Zudem besitzen Orte, wie die Geburtsgrotte Jesu in Betlehem, in der Heiligenverehrung einen hohen Stellenwert. Seit dem zweiten Jahrhundert feiern tausende Pilger in der kleinen Stadt im Westjordanland das Weihnachtsfest.

Der Reliquienkult kann als sinnfälliger Ausdruck der Heilsgeschichte betrachtet werden, welcher jedoch nur im Glauben erfasst werden kann.
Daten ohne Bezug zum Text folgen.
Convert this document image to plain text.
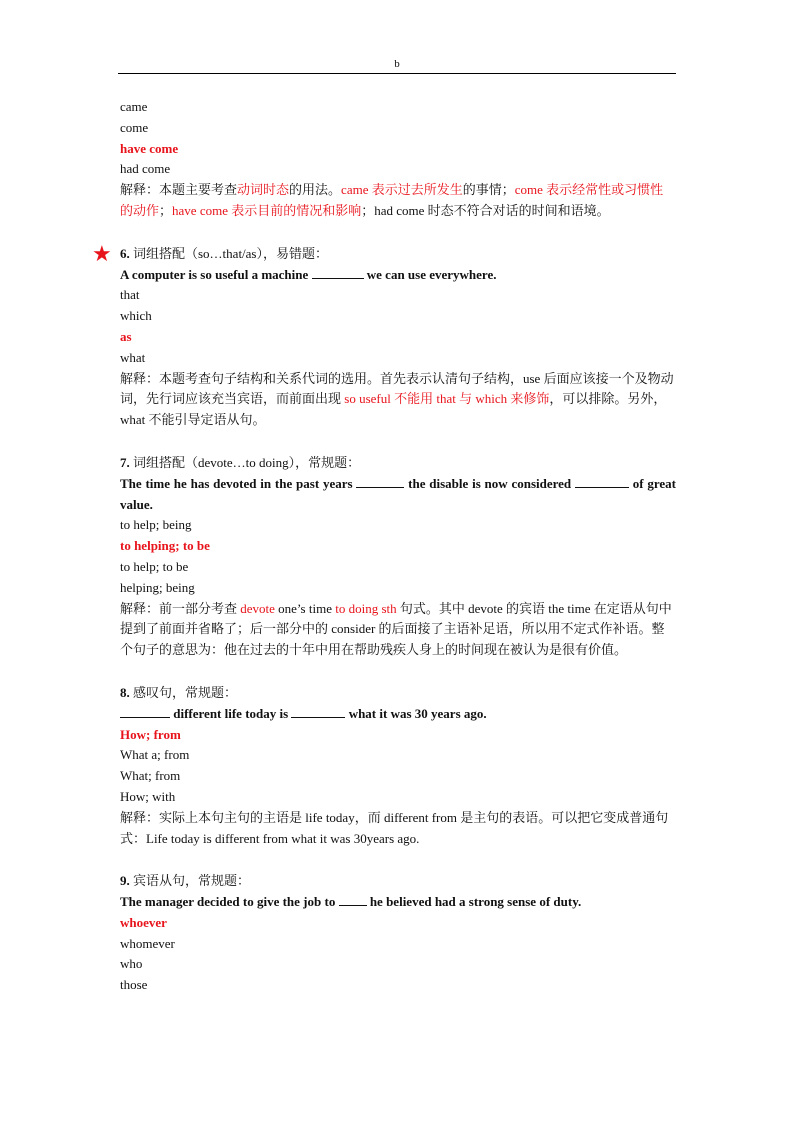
b
came
come
have come
had come
解释：本题主要考查动词时态的用法。came 表示过去所发生的事情；come 表示经常性或习惯性的动作；have come 表示目前的情况和影响；had come 时态不符合对话的时间和语境。
★ 6. 词组搭配（so…that/as），易错题：
A computer is so useful a machine	we can use everywhere.
that
which
as
what
解释：本题考查句子结构和关系代词的选用。首先表示认清句子结构，use 后面应该接一个及物动词，先行词应该充当宾语，而前面出现 so useful 不能用 that 与 which 来修饰，可以排除。另外，what 不能引导定语从句。
7. 词组搭配（devote…to doing），常规题：
The time he has devoted in the past years	the disable is now considered	of great value.
to help; being
to helping; to be
to help; to be
helping; being
解释：前一部分考查 devote one’s time to doing sth 句式。其中 devote 的宾语 the time 在定语从句中提到了前面并省略了；后一部分中的 consider 的后面接了主语补足语，所以用不定式作补语。整个句子的意思为：他在过去的十年中用在帮助残疾人身上的时间现在被认为是很有价值。
8. 感叹句，常规题：
different life today is	what it was 30 years ago.
How; from
What a; from
What; from
How; with
解释：实际上本句主句的主语是 life today，而 different from 是主句的表语。可以把它变成普通句式：Life today is different from what it was 30years ago.
9. 宾语从句，常规题：
The manager decided to give the job to  he believed had a strong sense of duty.
whoever
whomever
who
those
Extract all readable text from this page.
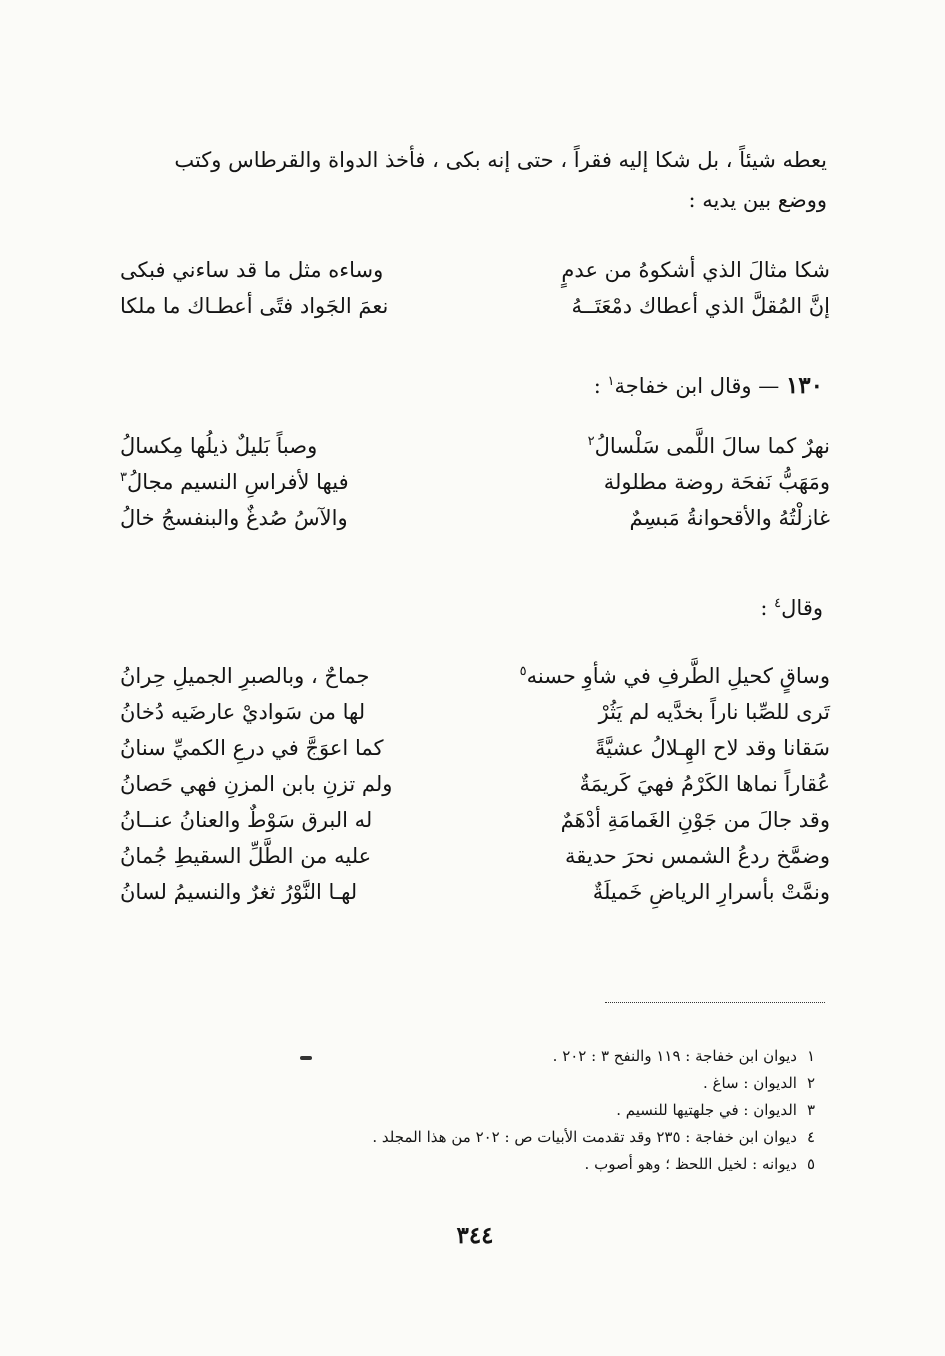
يعطه شيئاً ، بل شكا إليه فقراً ، حتى إنه بكى ، فأخذ الدواة والقرطاس وكتب
ووضع بين يديه :
شكا مثالَ الذي أشكوهُ من عدمٍ
وساءه مثل ما قد ساءني فبكى
إنَّ المُقلَّ الذي أعطاك دمْعَتَــهُ
نعمَ الجَواد فتًى أعطـاك ما ملكا
١٣٠ — وقال ابن خفاجة$^١$ :
نهرٌ كما سالَ اللَّمى سَلْسالُ$^٢$
وصباً بَليلٌ ذيلُها مِكسالُ
ومَهَبُّ نَفحَة روضة مطلولة
فيها لأفراسِ النسيم مجالُ$^٣$
غازلْتُهُ والأقحوانةُ مَبسِمٌ
والآسُ صُدغٌ والبنفسجُ خالُ
وقال$^٤$ :
وساقٍ كحيلِ الطَّرفِ في شأوِ حسنه$^٥$
جماحٌ ، وبالصبرِ الجميلِ حِرانُ
تَرى للصِّبا ناراً بخدَّيه لم يَثُرْ
لها من سَواديْ عارضَيه دُخانُ
سَقانا وقد لاح الهِـلالُ عشيَّةً
كما اعوَجَّ في درعِ الكميِّ سنانُ
عُقاراً نماها الكَرْمُ فهيَ كَريمَةٌ
ولم تزنِ بابن المزنِ فهي حَصانُ
وقد جالَ من جَوْنِ الغَمامَةِ أدْهَمٌ
له البرق سَوْطٌ والعنانُ عنــانُ
وضمَّخ ردعُ الشمس نحرَ حديقة
عليه من الطَّلِّ السقيطِ جُمانُ
ونمَّتْ بأسرارِ الرياضِ خَميلَةٌ
لهـا النَّوْرُ ثغرٌ والنسيمُ لسانُ
١ديوان ابن خفاجة : ١١٩ والنفح ٣ : ٢٠٢ .
٢الديوان : ساغ .
٣الديوان : في جلهتيها للنسيم .
٤ديوان ابن خفاجة : ٢٣٥ وقد تقدمت الأبيات ص : ٢٠٢ من هذا المجلد .
٥ديوانه : لخيل اللحظ ؛ وهو أصوب .
٣٤٤
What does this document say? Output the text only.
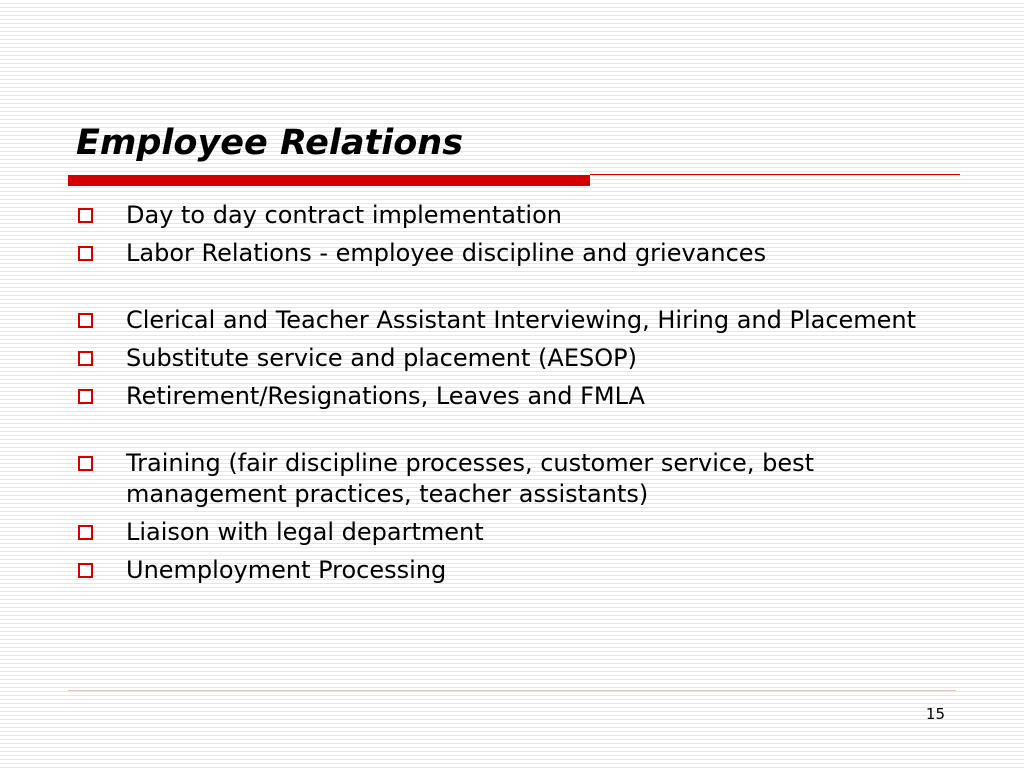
Employee Relations
Day to day contract implementation
Labor Relations - employee discipline and grievances
Clerical and Teacher Assistant Interviewing, Hiring and Placement
Substitute service and placement (AESOP)
Retirement/Resignations, Leaves and FMLA
Training (fair discipline processes, customer service, best management practices, teacher assistants)
Liaison with legal department
Unemployment Processing
15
Für das katholische Verständnis von Reliquien ist die wissenschaftliche Beweisführung ihrer Echtheit irrelevant. Von zentraler Bedeutung ist vielmehr die theologische Symbolhaftigkeit. Außerdem ist eine Echtheitsprüfung nicht gänzlich ungefährlich. 1717 zerstörte der französische Bischof Jean-Baptiste-Louis-Gaston de Noailles den „Heiligen Nabel“ von Chalons-en-Champagne. Dieser hatte die Reliquie nach einer Prüfung durch seinen Arzt, der der Legende nach daran kaute, für unecht erklärt.